Señales de un gato enfermo

Señales de un gato enfermo

 

Todo aquel que tiene un gato sabe que estos hermosos animales tienen un carácter bastante cambiante, por decir algo; un claro ejemplo de ello, es que un día pueden ser súper regalones y hasta de lo más tiernos; mientras que en otro momento se vuelven totalmente esquivos e incluso llegan a estar un tanto agresivos inclusive con sus propios dueños. Lo cierto es, que estas son unas mascotas independientes y agradables.

 

Algunas señales de que tu gato esta enfermo

 

Una vez que ya tienes el tiempo suficiente con tu gato, como para conocerle todas y cada una de sus manías, es mucho más fácil que nos demos cuenta cuando su conducta está fuera de lo normal y por lo tanto se hace mucho más sencillo ocuparnos del problemas que lo esté aquejando.

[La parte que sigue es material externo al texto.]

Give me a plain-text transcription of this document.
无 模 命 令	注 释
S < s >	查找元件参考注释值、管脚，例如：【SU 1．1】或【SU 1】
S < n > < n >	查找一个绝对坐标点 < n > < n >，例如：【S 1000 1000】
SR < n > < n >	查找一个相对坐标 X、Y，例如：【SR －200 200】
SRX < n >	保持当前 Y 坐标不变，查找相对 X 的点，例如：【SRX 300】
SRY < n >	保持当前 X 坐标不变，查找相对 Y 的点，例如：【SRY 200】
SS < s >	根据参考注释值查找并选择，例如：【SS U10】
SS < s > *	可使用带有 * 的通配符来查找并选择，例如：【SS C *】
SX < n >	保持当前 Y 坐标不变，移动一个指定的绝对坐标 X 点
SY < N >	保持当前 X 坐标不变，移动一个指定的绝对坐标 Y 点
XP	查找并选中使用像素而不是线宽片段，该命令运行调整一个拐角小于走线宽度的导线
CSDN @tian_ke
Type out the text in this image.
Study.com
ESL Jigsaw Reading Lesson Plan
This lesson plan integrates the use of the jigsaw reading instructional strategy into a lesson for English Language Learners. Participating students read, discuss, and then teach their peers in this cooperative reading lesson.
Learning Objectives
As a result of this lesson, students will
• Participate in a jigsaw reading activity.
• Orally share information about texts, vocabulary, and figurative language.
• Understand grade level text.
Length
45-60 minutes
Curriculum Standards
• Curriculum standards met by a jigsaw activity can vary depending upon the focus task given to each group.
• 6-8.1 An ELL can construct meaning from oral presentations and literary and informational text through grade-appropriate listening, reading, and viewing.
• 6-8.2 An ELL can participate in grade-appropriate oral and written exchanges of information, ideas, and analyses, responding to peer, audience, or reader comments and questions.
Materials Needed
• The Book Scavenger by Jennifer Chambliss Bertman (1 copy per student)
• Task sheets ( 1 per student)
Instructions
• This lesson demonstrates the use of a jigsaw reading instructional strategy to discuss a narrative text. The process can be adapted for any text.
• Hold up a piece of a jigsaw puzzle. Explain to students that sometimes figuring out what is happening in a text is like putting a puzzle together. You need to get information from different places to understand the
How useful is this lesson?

Es por ello, que es de suma importancia que estemos atentos a las señales que envía nuestro gato, tales como:

  • Baja su apetito, normalmente cuando tienen algún malestar suelen no comer de forma regular, sino que solo llega a picar un poco la comida.
  • Presenta vómitos de forma constante durante un mismo día; si lo hace una sola vez todavía no es alerta.
  • Tiene humedad en la nariz, si cuando se la tocas notas que la misma se encuentra más húmeda de lo normal, entonces es muy probable que tu gato tenga fiebre.
  • Si toma mucha agua durante el día; esto es un claro signo de deshidratación y por lo tanto quiere decir que su temperatura no se encuentra en niveles regulares.
  • Duerme más tiempo que el de costumbre o procura permanecer acostado por largo tiempo.
  • Se muestran cansados constantemente.
  • Dan muestras de cambios drásticos en su carácter, por lo general se tornan agresivos.
  • Se esconde, si permanece así durante varias horas, de seguro que algo le está pasando.
  • Le cuesta orinar o bien lo hace con la presencia de mucosidad.
  • Presenta diarrea, algunas veces estas pueden incluir hasta sangre.
  • Sus ojos se tornan rojos, amarillentos o llorosos. E incluso cuando los abre solo lo hace hasta la mitad.
  • Su pelaje se vuelve opaco o presenta una pérdida de este en algunas partes.
  • Deja de lamerse y por lo tanto empieza verse sucio.
  • Pierde peso de forma rápida.

 

En cualquiera de los casos, lo primero que debes hacer sin duda alguna es consultar con el veterinario. Estos peculiares amigos, solo requieren de un poco más de atención por parte de sus dueños. La clave para darse cuenta de que es lo que estos está sintiendo tu gato y que se puede hacer al respecto; de ahí la importancia de establecer una conexión con tu mascota.